Shaming comes in many forms. Some are acceptable, even wholesome. For example, long before they were prosecuted in court, Harvey Weinstein and Bill Cosby were shamed in the public arena for their deeply immoral, as well as criminal, conduct.
Other forms of shaming are troubling, such as shaming for obnoxious statements made years earlier, when the speaker was young and immature.
Mimi Groves was 15 years old when she sent out a private snapchat video of herself celebrating her driver learner’s permit. The video contained a racial slur which, as she explained later, “was in all the songs we listened to, and I’m not using that as an excuse.” When the video surfaced, the University of Tennessee rescinded her admission.
Alexi McCammond was 17 years old when she tweeted messages with anti-Asian and homophobic content. She later apologized, and deleted the tweets. But screen images of her tweets remained. When she was named editor of Teen Vogue, at the age of 27, those ten-year old images resurfaced, and McCammond was forced to resign.
Shaming for youthful indiscretions is relatively rare.
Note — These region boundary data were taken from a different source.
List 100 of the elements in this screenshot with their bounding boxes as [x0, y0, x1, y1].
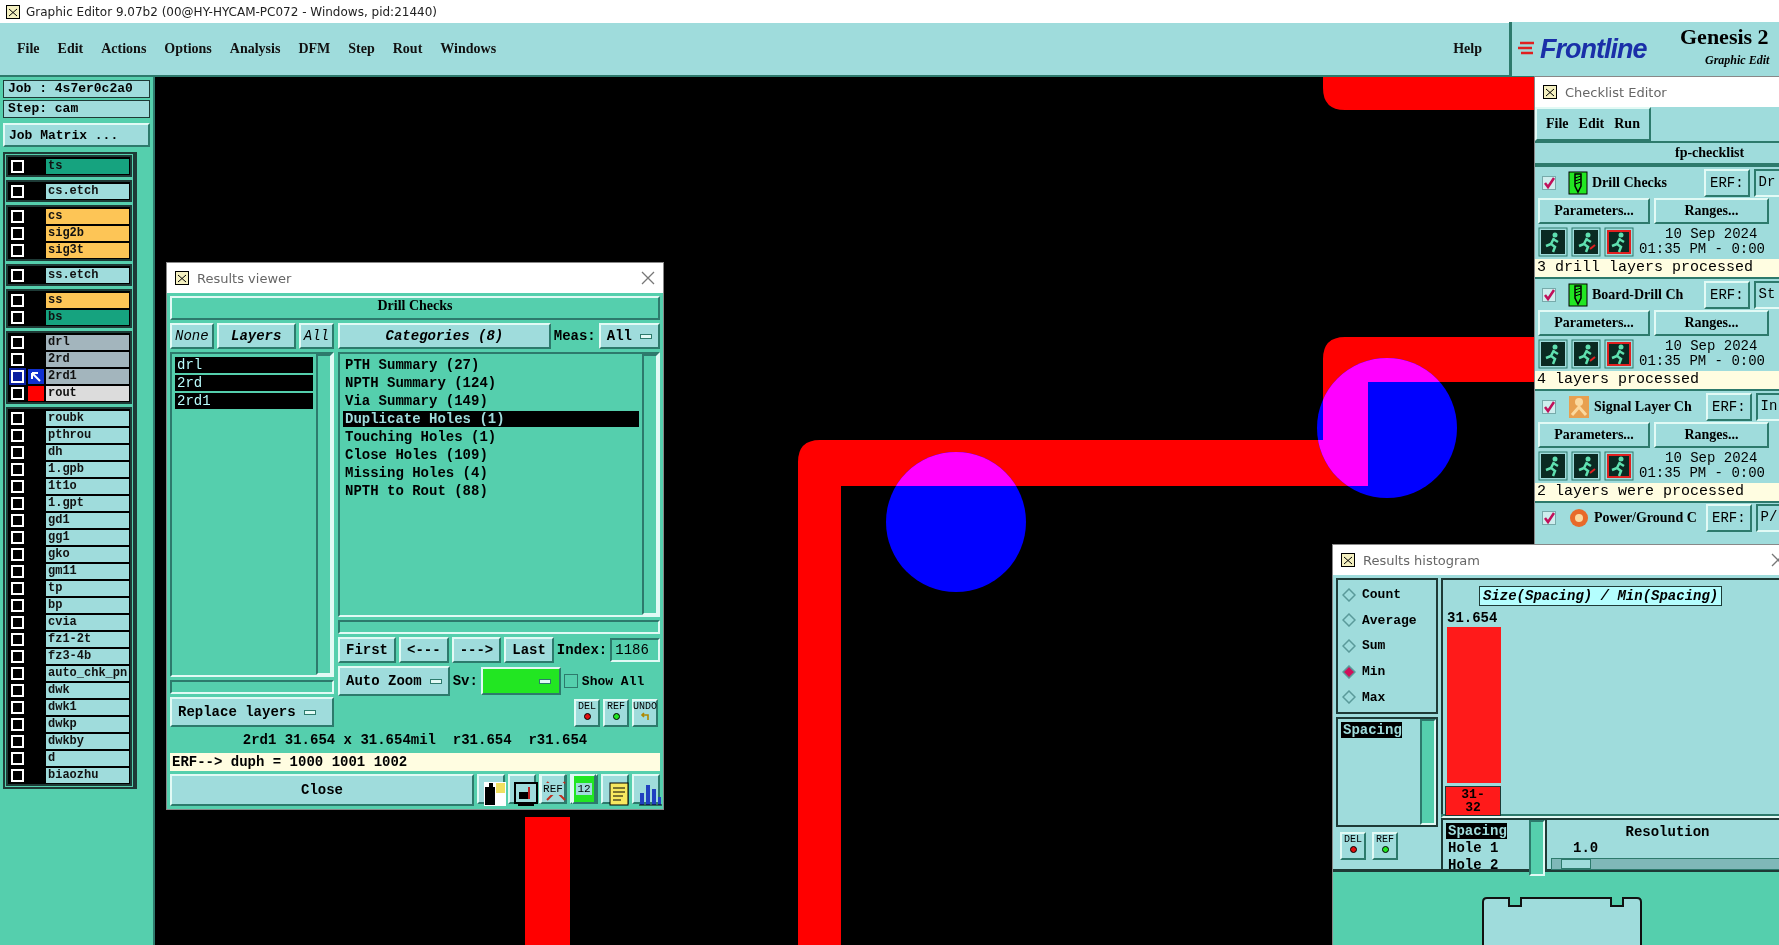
layer-checkbox[interactable] [11, 159, 24, 173]
meas-dropdown[interactable]: All [598, 323, 660, 349]
running-figure-icon[interactable] [1538, 339, 1568, 370]
layer-checkbox[interactable] [11, 615, 24, 629]
layer-filter-button[interactable]: Layers [216, 323, 296, 349]
layer-checkbox[interactable] [11, 496, 24, 510]
layer-checkbox[interactable] [11, 386, 24, 400]
check-mark-checkbox[interactable] [1542, 511, 1556, 525]
menu-item[interactable]: Analysis [220, 37, 290, 61]
layer-checkbox[interactable] [11, 352, 24, 366]
layer-checkbox[interactable] [11, 547, 24, 561]
category-item[interactable]: Missing Holes (4) [343, 465, 639, 481]
layer-name[interactable]: d [46, 750, 129, 766]
layer-name[interactable]: dwkp [46, 716, 129, 732]
ranges-button[interactable]: Ranges... [1654, 310, 1769, 337]
layer-name[interactable]: drl [46, 334, 129, 350]
layer-checkbox[interactable] [11, 530, 24, 544]
layer-checkbox[interactable] [11, 751, 24, 765]
mode-option[interactable]: Sum [1342, 638, 1432, 654]
nav-button[interactable]: ---> [451, 637, 502, 663]
category-item[interactable]: Via Summary (149) [343, 393, 639, 409]
layer-name[interactable]: 2rd [46, 351, 129, 367]
layer-checkbox[interactable] [11, 768, 24, 782]
layer-name[interactable]: dwk [46, 682, 129, 698]
layer-name[interactable]: gg1 [46, 529, 129, 545]
del-button[interactable]: DEL [574, 699, 600, 727]
layer-name[interactable]: ss.etch [46, 267, 129, 283]
index-field[interactable]: 1186 [610, 638, 660, 662]
layer-name[interactable]: biaozhu [46, 767, 129, 783]
parameters-button[interactable]: Parameters... [1538, 422, 1650, 449]
running-figure-icon[interactable] [1604, 339, 1634, 370]
layer-checkbox[interactable] [11, 293, 24, 307]
erf-field[interactable]: Dr [1753, 168, 1779, 197]
resolution-slider[interactable] [1551, 858, 1779, 870]
category-item[interactable]: PTH Summary (27) [343, 357, 639, 373]
menu-item[interactable]: Step [339, 37, 384, 61]
layer-checkbox[interactable] [11, 513, 24, 527]
layer-name[interactable]: tp [46, 580, 129, 596]
parameters-button[interactable]: Parameters... [1538, 198, 1650, 225]
list-item[interactable]: 2rd1 [175, 393, 313, 409]
menu-item[interactable]: Run [1609, 116, 1645, 132]
horizontal-scrollbar[interactable] [1441, 814, 1779, 818]
categories-button[interactable]: Categories (8) [338, 323, 551, 349]
menu-item[interactable]: Actions [92, 37, 156, 61]
menu-item[interactable]: DFM [289, 37, 340, 61]
layer-name[interactable]: gd1 [46, 512, 129, 528]
close-button[interactable]: Close [170, 774, 474, 806]
radio-diamond-icon[interactable] [1342, 664, 1356, 679]
check-mark-checkbox[interactable] [1542, 287, 1556, 302]
list-item[interactable]: 2rd [175, 375, 313, 391]
numbers-button[interactable]: 12 [572, 774, 596, 804]
running-figure-icon[interactable] [1571, 227, 1601, 258]
layer-checkbox[interactable] [11, 666, 24, 680]
slider-thumb[interactable] [1561, 859, 1592, 869]
help-menu[interactable]: Help [1444, 37, 1491, 61]
layer-name[interactable]: pthrou [46, 427, 129, 443]
menu-item[interactable]: Options [155, 37, 221, 61]
list-item[interactable]: Spacing [1446, 823, 1507, 839]
running-figure-icon[interactable] [1604, 451, 1634, 482]
running-figure-icon[interactable] [1538, 451, 1568, 482]
layer-checkbox[interactable] [11, 209, 24, 223]
layer-name[interactable]: cs.etch [46, 183, 129, 199]
layer-name[interactable]: cvia [46, 614, 129, 630]
radio-diamond-icon[interactable] [1342, 613, 1356, 628]
del-button[interactable]: DEL [1340, 832, 1366, 860]
layer-filter-button[interactable]: All [298, 323, 334, 349]
layer-checkbox[interactable] [11, 310, 24, 324]
running-figure-icon[interactable] [1571, 451, 1601, 482]
nav-button[interactable]: First [338, 637, 396, 663]
radio-diamond-icon[interactable] [1342, 587, 1356, 602]
layer-checkbox[interactable] [11, 428, 24, 442]
layer-checkbox[interactable] [11, 734, 24, 748]
layer-checkbox[interactable] [11, 462, 24, 476]
figure-icon[interactable] [481, 779, 509, 809]
erf-button[interactable]: ERF: [1704, 280, 1750, 309]
layer-name[interactable]: 1.gpb [46, 461, 129, 477]
vertical-scrollbar[interactable] [316, 354, 332, 675]
horizontal-scrollbar[interactable] [338, 620, 660, 634]
running-figure-icon[interactable] [1571, 339, 1601, 370]
menu-item[interactable]: Edit [48, 37, 93, 61]
job-matrix-button[interactable]: Job Matrix ... [3, 123, 150, 147]
layer-name[interactable]: gm11 [46, 563, 129, 579]
layer-checkbox[interactable] [11, 683, 24, 697]
layer-name[interactable]: rout [46, 385, 129, 401]
mode-option[interactable]: Average [1342, 612, 1432, 628]
show-all-checkbox[interactable]: Show All [563, 673, 645, 689]
category-item[interactable]: Duplicate Holes (1) [343, 411, 639, 427]
erf-field[interactable]: P/ [1755, 504, 1779, 532]
layer-checkbox[interactable] [11, 243, 24, 257]
layer-checkbox[interactable] [11, 632, 24, 646]
layer-checkbox[interactable] [11, 598, 24, 612]
list-item[interactable]: Hole 2 [1446, 857, 1499, 873]
layer-checkbox[interactable] [11, 717, 24, 731]
layer-name[interactable]: auto_chk_pn [46, 665, 129, 681]
layer-checkbox[interactable] [11, 268, 24, 282]
replace-layers-dropdown[interactable]: Replace layers [170, 697, 334, 727]
layer-name[interactable]: cs [46, 208, 129, 224]
monitor-icon[interactable] [512, 779, 540, 809]
layer-name[interactable]: fz3-4b [46, 648, 129, 664]
vertical-scrollbar[interactable] [642, 354, 658, 615]
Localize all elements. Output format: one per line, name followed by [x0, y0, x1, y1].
It runs counter to widely accepted beliefs in forgiveness and redemption. It also exposes the stone-throwers to the peril of being outed as glass house inhabitants. Christine Davitt, the Teen Vogue senior social media manager who led the shaming campaign against Alex McCammond for her 2011 tweets, now faces demands for her own ouster after her own tweets containing anti-black racial slurs, dating back to 2009 and 2010, surfaced.
But the most widespread and pernicious variant of shaming involves punishment for insufficient wokeness.